A opinião de ...

Por uma (nova) Antropologia

A resposta para a problemática antropológica actual deverá passar por uma mudança de pensar e de sentir do Homem e da Humanidade, como partes integrantes no todo da vida e como co-responsáveis para o justo equilíbrio entre Natureza e Homem e entre o Homem e a Humanidade.
No entanto, a cultura dominante tem procurado esforços para impor uma certa visão ideológica denominada de transumanidade. Assente essencialmente numa visão mecânica ou mecanicista, isto é, nas dimensões biológicas, informáticas e tecnológicas da existência, a transumanidade esquece-se do lado ético, cultural e social do Homem e da Humanidade. É curioso o facto de vermos crescer na sociedade actual o gosto pelo passado e pelas tradições, o revisitar memórias e sabores antigos. Pessoalmente, deparo-me com uma busca de autenticidade e de unicidade por parte da sociedade. Senão, vejamos: uma crescente procura por alimentos biológicos e de origem protegida; a consciencialização colectiva em ordem a uma sustentabilidade ecológica; a procura das nossas raízes como busca de percepção e compreensão sobre o nosso lugar na comunidade e na História; no catolicismo denota-se um caminho (talvez saudosista!) pela liturgia antiga; e, a sociedade revela a sua sede de espiritualidade como não se via e em que vemos crescer – quase como cogumelos – homens e mulheres (gurus, coachings, mentores e afins) a prometer a felicidade e a realização pessoal. No fundo, hoje há essencialmente uma perda de sentido e de significado. Há que o dizer: o Progresso falhou como proposta de sentido e de significado, mas, positivamente, permitiu melhor qualidade de vida e melhores condições à Humanidade. Convém, todavia, afirmar que a técnica é vital para a subsistência humana. Sem ela não haveria nem evolução, nem desenvolvimento.

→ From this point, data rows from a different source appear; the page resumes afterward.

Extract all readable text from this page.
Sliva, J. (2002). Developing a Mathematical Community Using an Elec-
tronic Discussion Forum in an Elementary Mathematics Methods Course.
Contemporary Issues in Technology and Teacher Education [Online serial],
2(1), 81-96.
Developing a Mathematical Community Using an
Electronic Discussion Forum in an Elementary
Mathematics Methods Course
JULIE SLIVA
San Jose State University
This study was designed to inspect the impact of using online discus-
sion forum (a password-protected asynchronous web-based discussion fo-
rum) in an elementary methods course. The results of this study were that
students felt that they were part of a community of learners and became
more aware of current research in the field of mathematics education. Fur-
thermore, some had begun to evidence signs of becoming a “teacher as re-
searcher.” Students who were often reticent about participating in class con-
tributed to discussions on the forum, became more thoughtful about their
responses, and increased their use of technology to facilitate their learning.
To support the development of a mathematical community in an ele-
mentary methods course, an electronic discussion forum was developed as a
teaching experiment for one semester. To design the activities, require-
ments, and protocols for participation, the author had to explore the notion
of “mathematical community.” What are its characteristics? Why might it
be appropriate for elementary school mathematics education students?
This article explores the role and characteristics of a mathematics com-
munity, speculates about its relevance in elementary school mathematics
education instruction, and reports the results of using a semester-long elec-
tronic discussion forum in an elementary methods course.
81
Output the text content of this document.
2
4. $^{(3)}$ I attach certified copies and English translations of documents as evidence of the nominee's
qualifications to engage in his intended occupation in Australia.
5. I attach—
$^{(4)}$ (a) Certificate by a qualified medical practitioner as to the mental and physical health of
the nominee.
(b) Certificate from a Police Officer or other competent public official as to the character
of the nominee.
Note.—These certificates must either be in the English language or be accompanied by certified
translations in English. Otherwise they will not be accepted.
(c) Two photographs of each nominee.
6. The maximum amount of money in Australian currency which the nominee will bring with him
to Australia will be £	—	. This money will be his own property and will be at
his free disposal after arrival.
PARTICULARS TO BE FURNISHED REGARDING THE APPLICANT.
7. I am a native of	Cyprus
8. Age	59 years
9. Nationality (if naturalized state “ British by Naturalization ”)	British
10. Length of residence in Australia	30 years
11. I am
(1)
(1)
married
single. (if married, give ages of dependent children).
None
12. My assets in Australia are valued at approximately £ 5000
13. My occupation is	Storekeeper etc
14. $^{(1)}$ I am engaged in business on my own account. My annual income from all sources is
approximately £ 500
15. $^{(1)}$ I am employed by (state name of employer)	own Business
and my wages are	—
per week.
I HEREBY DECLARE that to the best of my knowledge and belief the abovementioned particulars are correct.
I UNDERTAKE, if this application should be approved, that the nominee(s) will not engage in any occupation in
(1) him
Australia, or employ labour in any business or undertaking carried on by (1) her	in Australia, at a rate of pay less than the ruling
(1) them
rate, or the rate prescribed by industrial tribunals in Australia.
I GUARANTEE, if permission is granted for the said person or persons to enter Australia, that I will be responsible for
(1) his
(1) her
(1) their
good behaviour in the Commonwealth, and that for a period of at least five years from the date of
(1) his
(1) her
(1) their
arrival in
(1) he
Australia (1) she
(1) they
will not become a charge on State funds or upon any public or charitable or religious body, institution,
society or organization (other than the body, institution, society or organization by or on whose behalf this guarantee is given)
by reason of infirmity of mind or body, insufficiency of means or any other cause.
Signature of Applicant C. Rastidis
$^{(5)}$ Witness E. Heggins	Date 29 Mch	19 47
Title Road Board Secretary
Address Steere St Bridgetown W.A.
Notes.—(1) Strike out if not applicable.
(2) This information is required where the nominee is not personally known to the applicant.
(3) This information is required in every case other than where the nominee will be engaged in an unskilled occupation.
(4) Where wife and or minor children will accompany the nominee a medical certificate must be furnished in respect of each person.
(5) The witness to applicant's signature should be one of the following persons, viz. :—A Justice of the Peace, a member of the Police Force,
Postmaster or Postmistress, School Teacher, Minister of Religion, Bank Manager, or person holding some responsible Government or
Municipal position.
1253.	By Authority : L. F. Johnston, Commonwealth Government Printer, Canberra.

Necessitamos para os tempos hodiernos de um novo, de um renovado e de um revigorado Humanismo. Incansavelmente, a Santa Igreja tem procurado encontrar formas de tocar o coração dos Homens, consciencializando-os para uma conversão interior e exterior que passa, invariavelmente por uma mudança ôntica e existencial, e por uma mudança de estar e de ser na comunidade, com os pares e com a Natureza.
Nesta ordem de pensamento, a visão de Homo Misericords do Padre Manuel Antunes é uma síntese, clássica e taxativa, da antropologia bíblica. Daí a urgência de restaurarmos a beleza epistemológica e conceptual do termo “misericórdia”. O Padre Manuel Antunes recorda que o termo Misericórdia provém da junção de dois étimos latinos “mise-ricordia” e que indica “à raiz, um movimento do coração – do coração tido como o símbolo e o órgão central da afectividade – provocado pela desgraça alheia”. Mais, a Misericórdia é, na sua essência, “interiorização do outro na subjetividade afectiva e é exteriorização do sujeito, reveladora dessa presença efectiva, em multiplicidade de manifestações. É um “in” e é um “ad” – um «em» e um «para» –, duas preposições indissoluvelmente unidas, até à simbiose, através do «vínculo substancial» – ousaríamos leibnizianamente dizer – de uma afectividade desinteressada, investidora do outro, enquanto o respeita na sua própria alteridade de pessoa”.
Compreendemos que não pode e nem deve haver uma divisão ou um dualismo antropológico pautado por um pensamento binário de “homo mechanicus” ou “homo misericords”. Ou, pior, por uma primazia do “homo mechanicus” em detrimento do “homo misericords”. Na verdade, eles não são contrários ou antagónicos. Antes, ambos se supõem e se implicam.
Por isso, a Humanidade necessita de um humanismo regenerado e assente na “civilização do amor” (São João Paulo II). É desta forma que cada um de nós pode – como afirma Walter Kasper (cardeal e teólogo) – “contribuir para a humanização da sociedade e do sistema social. Numa palavra, para que o nosso Estado tenha alma”.
A Misericórdia é, na verdade, o pêndulo e o garante para e de um Humanismo que se quer (e que se exige!) mais autêntico, mais integrante e integrador, mais ético e mais altruísta, capaz de promover e, acerrimamente, defender a pessoa humana e a sua inalienável dignidade, desde a concepção até à sua morte natural. E aqui está o mais importante desafio dos tempos de hoje.